Hydrocarbon adsorber systems for preventing escape of hydrocarbon vapors into the atmosphere are well known. Vehicles are routinely provided with canisters containing activated carbon for trapping fuel tank vapors displaced when a fuel tank is refilled. To meet very low emissions standards, the outlet of a canister may be further provided with a high-efficiency adsorptive carbon monolith scrubber for scavenging traces of vapor which may pass through the main canister. After the fuel tank is filled and the engine restarted, a connection of the adsorber system to vacuum in the engine's intake manifold causes atmospheric air to be drawn through the scrubber and canister, gradually desorbing the adsorbed hydrocarbons and presenting them to the intake manifold for engine combustion.
A post-canister scrubber is typically a high-efficiency device having low capacity. Therefore, it is very important that the scrubber be completely purged of adsorbed hydrocarbons during each desorption cycle. In the prior art, there is not a means for determining the hydrocarbon level in an activated carbon device, nor for determining when desorption is complete. One approach would be to install a hydrocarbon sensor adjacent to the scrubber to measure the hydrocarbon content of purge air passing out of the scrubber and into the canister. This approach would add significantly to the cost of a vehicle.
For some vehicles, as for example Hybrid vehicles, in order to meet PZEV standards for vehicle emissions, heating of a carbon scrubber and canister to allow efficient purging thereof is required. A carbon scrubber acts as a resistor when voltage is applied across it, causing the scrubber to heat up and thereby accelerating the purging of adsorbed hydrocarbons.
A disadvantage of electric heating of an adsorptive device is that it is wasteful of electricity, which makes it a significant power parasitic.
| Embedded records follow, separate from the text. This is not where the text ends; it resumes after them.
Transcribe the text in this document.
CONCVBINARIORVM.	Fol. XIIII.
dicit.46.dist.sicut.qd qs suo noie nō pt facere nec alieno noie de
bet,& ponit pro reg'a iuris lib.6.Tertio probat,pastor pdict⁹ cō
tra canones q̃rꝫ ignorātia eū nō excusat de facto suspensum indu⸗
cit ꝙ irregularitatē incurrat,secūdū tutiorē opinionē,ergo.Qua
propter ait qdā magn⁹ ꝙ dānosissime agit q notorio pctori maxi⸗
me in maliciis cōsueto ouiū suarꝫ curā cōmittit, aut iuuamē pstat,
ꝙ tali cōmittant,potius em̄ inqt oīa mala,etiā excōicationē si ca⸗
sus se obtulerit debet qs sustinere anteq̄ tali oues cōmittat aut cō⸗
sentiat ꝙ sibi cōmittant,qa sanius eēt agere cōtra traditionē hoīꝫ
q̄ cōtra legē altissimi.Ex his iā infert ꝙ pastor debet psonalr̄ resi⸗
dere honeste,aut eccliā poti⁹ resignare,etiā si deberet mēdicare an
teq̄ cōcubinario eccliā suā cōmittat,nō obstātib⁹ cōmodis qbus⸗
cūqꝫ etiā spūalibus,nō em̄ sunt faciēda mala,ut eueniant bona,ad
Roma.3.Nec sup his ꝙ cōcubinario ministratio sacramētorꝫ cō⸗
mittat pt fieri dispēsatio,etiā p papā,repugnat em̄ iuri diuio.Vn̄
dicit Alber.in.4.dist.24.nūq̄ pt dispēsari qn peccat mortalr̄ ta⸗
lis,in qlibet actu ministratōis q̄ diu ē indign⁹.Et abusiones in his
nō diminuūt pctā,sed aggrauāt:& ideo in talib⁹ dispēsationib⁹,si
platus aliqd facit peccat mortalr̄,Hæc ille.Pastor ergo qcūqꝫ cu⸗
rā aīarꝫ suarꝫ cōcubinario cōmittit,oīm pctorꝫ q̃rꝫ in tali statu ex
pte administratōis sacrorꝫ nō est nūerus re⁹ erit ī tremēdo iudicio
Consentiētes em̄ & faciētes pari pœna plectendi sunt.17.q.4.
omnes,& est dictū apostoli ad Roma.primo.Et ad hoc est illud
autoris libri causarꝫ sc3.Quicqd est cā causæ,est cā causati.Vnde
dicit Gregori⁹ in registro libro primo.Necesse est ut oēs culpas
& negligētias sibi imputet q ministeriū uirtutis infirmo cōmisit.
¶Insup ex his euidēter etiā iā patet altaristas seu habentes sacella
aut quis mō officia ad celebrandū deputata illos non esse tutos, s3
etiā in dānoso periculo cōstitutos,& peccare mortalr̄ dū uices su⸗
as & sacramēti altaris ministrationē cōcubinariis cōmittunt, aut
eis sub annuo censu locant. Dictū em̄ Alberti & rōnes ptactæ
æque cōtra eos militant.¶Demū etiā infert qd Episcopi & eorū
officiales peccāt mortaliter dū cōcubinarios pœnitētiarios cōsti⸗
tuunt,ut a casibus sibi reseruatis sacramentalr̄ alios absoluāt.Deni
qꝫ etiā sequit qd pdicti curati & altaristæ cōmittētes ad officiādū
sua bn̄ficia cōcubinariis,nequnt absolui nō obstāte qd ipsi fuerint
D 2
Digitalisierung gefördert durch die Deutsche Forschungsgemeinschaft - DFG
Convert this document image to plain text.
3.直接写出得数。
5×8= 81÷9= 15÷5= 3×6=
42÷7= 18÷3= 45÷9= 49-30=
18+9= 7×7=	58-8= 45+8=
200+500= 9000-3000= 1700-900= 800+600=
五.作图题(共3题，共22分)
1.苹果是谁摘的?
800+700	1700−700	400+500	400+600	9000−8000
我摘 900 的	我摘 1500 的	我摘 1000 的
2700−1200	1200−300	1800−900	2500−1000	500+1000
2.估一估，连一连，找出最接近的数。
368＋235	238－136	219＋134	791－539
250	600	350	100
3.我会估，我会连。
An additional disadvantage is that if the electric current is maintained after desorption of the scrubber and canister is complete, the temperature of the carbon in both adsorbers will continue to rise, thereby progressively reducing the desorption capacity of the hydrocarbon adsorption system while wasting additional electricity. Therefore, for both these reasons, it is desirable to shorten the period of desorptive heating to the minimum time required for completion.
What is needed in the art is method and apparatus for determining simply and reliably when desorption of an adsorber is complete, in order to be able to shut down the scrubber's heater at the minimum required heating period.
It is a principal object of the present invention to minimize the total electricity required for a desorption cycle of an electrically heated hydrocarbon canister and scrubber system.
It is a further object of the invention to shut down the heater at the earliest possible time, thereby presenting the coolest possible canister and scrubber for the next cycle of adsorption.